Until a body of case law is developed, there will be considerable uncertainty as to when the FWC will determine that bullying perpetrated via the use of social media has occurred “at work”. There may be circumstances in which the FWC will find that a worker was bullied “at work” even where the bullying conduct in question includes, or solely constitutes, social media posts and messages that are made outside of working hours. However, it appears that the more closely connected the victim’s experience of bullying is to the performance of work, the more likely it is that the FWC will find that the victim was bullied at work.

Each case will turn on its particular facts, however it is more likely that social media posts and messages will be found to be bullying “at work” where they are viewed or experienced by the victim in the workplace or during work hours, or reasonably create real fear or anxiety in the victim while they are at the workplace, notwithstanding that the perpetrator may not be “at work” at the same time. Further, the FWC may be more likely to find that a worker who experiences bullying via social media while performing work at home outside of working hours has been bullied “at work” in circumstances where that worker is habitually required to perform work from home outside of working hours. The FWC may be less likely to find that a worker was bullied “at work” where the worker experiences bullying via social media while they are not performing work, such as on the weekend or while on a period of leave.

Interestingly, the fact that the perpetrator of the bullying does not need to be at work in order for the FWC to determine that the victim was bullied “at work” may also mean that the perpetrator may be the respondent to a bullying proceeding in the FWC, or the subject of anti-bullying orders made by the FWC, notwithstanding that their conduct occurred while they were away from the workplace – for example, while they were on leave.

Conclusion

The anti-bullying provisions of the Act provide new challenges to practitioners. Unlike many other provisions of the Act, the laws are not limited to the employment relationship.
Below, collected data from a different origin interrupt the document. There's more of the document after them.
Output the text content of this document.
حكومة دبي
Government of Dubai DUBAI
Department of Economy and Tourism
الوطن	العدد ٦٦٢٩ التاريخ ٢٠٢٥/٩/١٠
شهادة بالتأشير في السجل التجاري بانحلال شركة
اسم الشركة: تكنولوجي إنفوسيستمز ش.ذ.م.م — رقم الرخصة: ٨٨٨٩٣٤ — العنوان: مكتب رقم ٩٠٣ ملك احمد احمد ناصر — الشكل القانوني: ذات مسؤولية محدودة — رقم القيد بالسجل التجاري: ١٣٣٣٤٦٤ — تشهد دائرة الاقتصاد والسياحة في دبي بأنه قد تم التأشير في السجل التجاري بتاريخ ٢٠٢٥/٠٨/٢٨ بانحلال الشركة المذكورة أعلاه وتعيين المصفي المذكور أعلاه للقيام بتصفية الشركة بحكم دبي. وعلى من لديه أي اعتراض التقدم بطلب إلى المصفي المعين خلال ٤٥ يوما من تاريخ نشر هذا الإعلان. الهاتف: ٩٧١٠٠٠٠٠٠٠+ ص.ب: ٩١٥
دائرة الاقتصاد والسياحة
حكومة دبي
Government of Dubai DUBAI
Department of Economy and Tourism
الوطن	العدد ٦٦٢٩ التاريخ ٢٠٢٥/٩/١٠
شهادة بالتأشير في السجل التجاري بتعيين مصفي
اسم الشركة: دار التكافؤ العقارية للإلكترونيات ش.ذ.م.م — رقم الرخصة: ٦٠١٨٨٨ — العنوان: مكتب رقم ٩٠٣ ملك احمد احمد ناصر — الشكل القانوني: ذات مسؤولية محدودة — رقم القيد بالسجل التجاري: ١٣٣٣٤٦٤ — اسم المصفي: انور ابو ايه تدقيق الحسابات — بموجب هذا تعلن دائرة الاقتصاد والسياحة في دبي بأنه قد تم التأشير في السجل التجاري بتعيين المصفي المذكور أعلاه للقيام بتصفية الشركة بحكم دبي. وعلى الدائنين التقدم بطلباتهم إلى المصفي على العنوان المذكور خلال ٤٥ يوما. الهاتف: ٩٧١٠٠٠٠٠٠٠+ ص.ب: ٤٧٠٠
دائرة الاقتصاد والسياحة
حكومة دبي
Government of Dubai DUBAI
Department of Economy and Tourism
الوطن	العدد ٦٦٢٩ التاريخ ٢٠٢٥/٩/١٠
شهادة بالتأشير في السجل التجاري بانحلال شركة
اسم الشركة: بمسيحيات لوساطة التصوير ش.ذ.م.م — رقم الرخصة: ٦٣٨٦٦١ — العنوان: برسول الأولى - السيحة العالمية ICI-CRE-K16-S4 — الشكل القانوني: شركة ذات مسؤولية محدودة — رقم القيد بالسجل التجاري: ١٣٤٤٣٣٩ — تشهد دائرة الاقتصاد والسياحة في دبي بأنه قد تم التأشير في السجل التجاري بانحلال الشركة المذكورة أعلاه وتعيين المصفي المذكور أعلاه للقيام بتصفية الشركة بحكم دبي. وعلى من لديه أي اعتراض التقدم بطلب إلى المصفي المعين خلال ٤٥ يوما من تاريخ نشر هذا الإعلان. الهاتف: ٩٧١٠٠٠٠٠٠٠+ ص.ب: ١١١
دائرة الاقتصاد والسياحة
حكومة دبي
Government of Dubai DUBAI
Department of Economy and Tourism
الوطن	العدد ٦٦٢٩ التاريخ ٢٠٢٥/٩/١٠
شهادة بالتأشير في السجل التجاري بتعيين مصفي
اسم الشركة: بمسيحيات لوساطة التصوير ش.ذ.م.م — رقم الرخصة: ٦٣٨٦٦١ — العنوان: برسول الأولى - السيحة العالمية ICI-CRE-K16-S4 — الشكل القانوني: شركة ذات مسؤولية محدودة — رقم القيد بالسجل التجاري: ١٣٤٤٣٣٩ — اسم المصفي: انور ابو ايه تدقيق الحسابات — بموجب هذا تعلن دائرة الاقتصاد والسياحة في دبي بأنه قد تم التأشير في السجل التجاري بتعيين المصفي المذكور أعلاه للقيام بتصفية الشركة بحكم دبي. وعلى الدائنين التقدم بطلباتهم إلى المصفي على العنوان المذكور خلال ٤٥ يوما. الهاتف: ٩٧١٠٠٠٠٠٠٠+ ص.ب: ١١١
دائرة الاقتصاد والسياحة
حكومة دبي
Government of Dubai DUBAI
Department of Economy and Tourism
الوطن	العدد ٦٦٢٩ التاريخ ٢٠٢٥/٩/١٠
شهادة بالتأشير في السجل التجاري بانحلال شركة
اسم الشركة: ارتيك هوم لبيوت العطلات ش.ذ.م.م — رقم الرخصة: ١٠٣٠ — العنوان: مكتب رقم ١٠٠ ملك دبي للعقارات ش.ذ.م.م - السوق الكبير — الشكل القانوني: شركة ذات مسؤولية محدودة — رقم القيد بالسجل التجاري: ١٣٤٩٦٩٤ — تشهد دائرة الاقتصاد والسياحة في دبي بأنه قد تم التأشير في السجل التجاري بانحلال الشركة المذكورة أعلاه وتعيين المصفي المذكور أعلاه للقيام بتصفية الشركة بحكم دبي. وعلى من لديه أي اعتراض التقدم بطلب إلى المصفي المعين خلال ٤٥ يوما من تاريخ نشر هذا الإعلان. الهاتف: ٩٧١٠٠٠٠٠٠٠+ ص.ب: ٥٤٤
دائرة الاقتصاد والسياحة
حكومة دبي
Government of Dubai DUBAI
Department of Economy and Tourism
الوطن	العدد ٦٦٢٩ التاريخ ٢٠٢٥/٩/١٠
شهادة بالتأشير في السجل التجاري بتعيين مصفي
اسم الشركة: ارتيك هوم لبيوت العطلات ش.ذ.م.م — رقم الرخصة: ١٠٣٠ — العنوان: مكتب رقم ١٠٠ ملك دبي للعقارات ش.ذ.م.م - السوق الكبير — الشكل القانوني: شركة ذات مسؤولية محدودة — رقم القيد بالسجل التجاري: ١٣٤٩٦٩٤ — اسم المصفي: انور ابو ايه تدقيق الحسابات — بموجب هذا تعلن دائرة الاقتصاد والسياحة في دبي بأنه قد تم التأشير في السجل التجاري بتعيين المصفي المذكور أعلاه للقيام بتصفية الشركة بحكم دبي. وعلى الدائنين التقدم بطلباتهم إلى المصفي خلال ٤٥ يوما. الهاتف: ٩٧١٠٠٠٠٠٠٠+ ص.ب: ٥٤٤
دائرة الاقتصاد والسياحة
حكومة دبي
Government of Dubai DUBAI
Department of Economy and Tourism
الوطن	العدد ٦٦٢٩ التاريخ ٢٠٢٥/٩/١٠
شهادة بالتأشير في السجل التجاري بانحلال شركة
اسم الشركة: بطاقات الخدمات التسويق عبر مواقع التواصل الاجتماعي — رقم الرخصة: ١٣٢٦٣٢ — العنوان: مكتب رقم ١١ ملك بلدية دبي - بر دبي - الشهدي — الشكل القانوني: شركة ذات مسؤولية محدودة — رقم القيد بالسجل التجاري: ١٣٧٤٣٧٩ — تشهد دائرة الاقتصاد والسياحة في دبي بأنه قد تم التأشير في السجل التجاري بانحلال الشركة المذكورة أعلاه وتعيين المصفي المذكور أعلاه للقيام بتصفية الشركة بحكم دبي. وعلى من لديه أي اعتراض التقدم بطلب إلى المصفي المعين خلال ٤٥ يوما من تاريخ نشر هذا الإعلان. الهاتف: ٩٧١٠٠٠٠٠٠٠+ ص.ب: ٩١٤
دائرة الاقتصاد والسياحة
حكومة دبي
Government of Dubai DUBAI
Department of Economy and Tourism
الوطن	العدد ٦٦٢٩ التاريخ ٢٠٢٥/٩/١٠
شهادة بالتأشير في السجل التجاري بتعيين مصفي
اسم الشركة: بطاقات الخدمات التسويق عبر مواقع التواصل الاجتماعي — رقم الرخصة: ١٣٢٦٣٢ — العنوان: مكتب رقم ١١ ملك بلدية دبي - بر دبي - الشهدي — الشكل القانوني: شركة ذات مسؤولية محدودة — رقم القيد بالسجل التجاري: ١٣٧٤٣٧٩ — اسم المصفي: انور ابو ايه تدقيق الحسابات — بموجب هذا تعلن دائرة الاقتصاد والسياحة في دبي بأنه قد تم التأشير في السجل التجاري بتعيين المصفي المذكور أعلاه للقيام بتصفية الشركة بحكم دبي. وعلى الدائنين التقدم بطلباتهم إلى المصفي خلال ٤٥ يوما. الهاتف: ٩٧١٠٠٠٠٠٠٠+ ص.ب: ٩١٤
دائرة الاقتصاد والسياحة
Instead, they apply to an expansive definition of “worker” in a relevant business or undertaking.

In addition, until the new provisions are tested and a body of case law develops, there will be uncertainty about the scope of the legislative requirement that the bullying be engaged in “at work”.



JOSH BORNSTEIN is a principal and manages the national employment and industrial law practice at Maurice Blackburn Lawyers. @JoshBBornstein. EMELINE GASKE is a lawyer in the employment and industrial law practice at Maurice Blackburn Lawyers. @EmelineGaske

1. Workcover Authority of NSW (Inspector Farrell) v Ross Colin Morrison [2001] NSWIRComm 325.

2. Inspector Campbell v James Gordon Hitchcock [2004] NSWIRComm 87 at [301].

3. See, for example, the analysis of Commissioner Bissett in Fitzgerald v Dianna Smith t/a Escape Hair Design [2010] FWA 7358 at [52] and the analysis of the full bench in Linfox Australia Pty Ltd v Glen Stutsel [2012] FWAFB 7097 at [26].